Mexico (a country that hasn’t lost its track record of failure since 1980; GDP per capita in 2013 20% higher than that in 1980).

Nicaragua (1976 was the best year it’s ever had).

Suriname (yes, not Latin American, but still a failure from independence to the Year 2000)

Venezuela (the classic Latin American basket case; GDP per capita today lower than that in 1964).

Argentina (moving roughly sideways since at least 1960; GDP per capita in 2006 65% higher than that in 1960, but this may be due to understated inflation).

Haiti (same place it was in the 1950s).

Guatemala, El Salvador, Honduras (all in the same boat-failures growing at 0-2.5% per year)

African Countries:

South Africa (fell behind Brazil in growth terms after 1974)

Madagascar (steady decline; GDP per capita is 55% of what it was in 1960)

Senegal (GDP per capita remarkably steady; no change since 1960)

Togo (economic miracle until 1969; no lasting change in GDP per capita after that even unto this day).

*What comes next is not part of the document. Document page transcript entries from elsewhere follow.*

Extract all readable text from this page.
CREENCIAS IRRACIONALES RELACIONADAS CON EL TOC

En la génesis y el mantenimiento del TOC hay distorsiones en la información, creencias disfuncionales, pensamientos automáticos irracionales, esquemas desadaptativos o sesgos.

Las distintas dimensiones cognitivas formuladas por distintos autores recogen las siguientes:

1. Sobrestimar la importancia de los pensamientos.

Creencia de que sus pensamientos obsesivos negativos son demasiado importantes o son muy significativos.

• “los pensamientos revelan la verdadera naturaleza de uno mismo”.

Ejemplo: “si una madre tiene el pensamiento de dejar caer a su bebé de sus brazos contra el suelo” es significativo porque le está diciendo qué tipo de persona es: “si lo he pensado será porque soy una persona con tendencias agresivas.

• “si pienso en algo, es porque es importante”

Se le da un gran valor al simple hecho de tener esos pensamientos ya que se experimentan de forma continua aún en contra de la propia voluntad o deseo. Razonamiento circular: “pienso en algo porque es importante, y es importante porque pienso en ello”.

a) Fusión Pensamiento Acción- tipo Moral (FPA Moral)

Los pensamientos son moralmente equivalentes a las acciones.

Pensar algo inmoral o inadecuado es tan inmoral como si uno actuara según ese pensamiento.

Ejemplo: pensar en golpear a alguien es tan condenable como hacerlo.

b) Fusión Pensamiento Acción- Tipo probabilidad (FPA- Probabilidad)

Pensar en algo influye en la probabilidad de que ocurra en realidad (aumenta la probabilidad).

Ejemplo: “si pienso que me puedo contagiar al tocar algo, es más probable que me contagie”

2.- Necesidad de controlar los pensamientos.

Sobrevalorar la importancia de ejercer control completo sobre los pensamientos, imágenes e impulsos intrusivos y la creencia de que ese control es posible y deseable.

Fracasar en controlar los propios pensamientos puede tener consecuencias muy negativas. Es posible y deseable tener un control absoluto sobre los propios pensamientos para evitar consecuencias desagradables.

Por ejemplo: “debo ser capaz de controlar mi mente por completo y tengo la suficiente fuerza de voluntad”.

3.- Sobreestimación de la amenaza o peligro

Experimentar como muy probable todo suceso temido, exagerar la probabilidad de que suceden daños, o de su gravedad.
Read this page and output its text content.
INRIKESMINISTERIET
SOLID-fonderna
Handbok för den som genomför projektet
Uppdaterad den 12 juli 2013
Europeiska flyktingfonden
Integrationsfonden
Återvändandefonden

Malawi (economic miracle between 1960 and 1979; no lasting change in GDP per capita after that even unto this day)

Comoros (GDP per capita is 20% lower than peak in 1984).

Guinea (amazingly flat)

Kenya (strong growth until 1972, stagnation for three decades, return to less impressive growth)

Niger (fantastic decline from 1966 onward followed by stagnation)

Gambia (stagnation since 1978)

Belgian Congo (it was 2.6X better off in real GDP per capita terms under Belgium).

Djibouti (country still not up to its 1990 level of real GDP per capita).

Burundi (5% growth per 53-year period)

Ivory Coast (strong growth until 1978; then, collapse until 2011)

Now, ask yourself: what was different between the failures and successes? Both some of the Latin American failures and the Asian tigers had industrial policies. Mexico has more economic freedom than China, but the labor force in Mexico is prematurely shifting away from the productive sectors (manufacturing and agriculture) and into the famously unproductive traditional economy and services, while China has successfully continued its rapid growth. What prevented the Comoros from growing like Taiwan, Singapore, or Egypt? Why is Belarus, well known for its red tape and financial repression, one of the development successes?

Author: pithom

A Catholic Christian with an interest in the history of the ancient Near East. Author of the Against Jebel al-Lawz Wordpress blog.

3 thoughts on “Development Successes; Development Failures”

    1. Economics has fifty moving parts. Mexico’s problems are not Nepal’s problems, and Haiti’s problems aren’t necessarily South Africa’s problems. The best evidence here would probably be surveys of investors, workers, and firm managers, both foreign and domestic, in various countries. Probably the best guarantee for sustained RGDP growth (except for Japan) is increased economic complexity.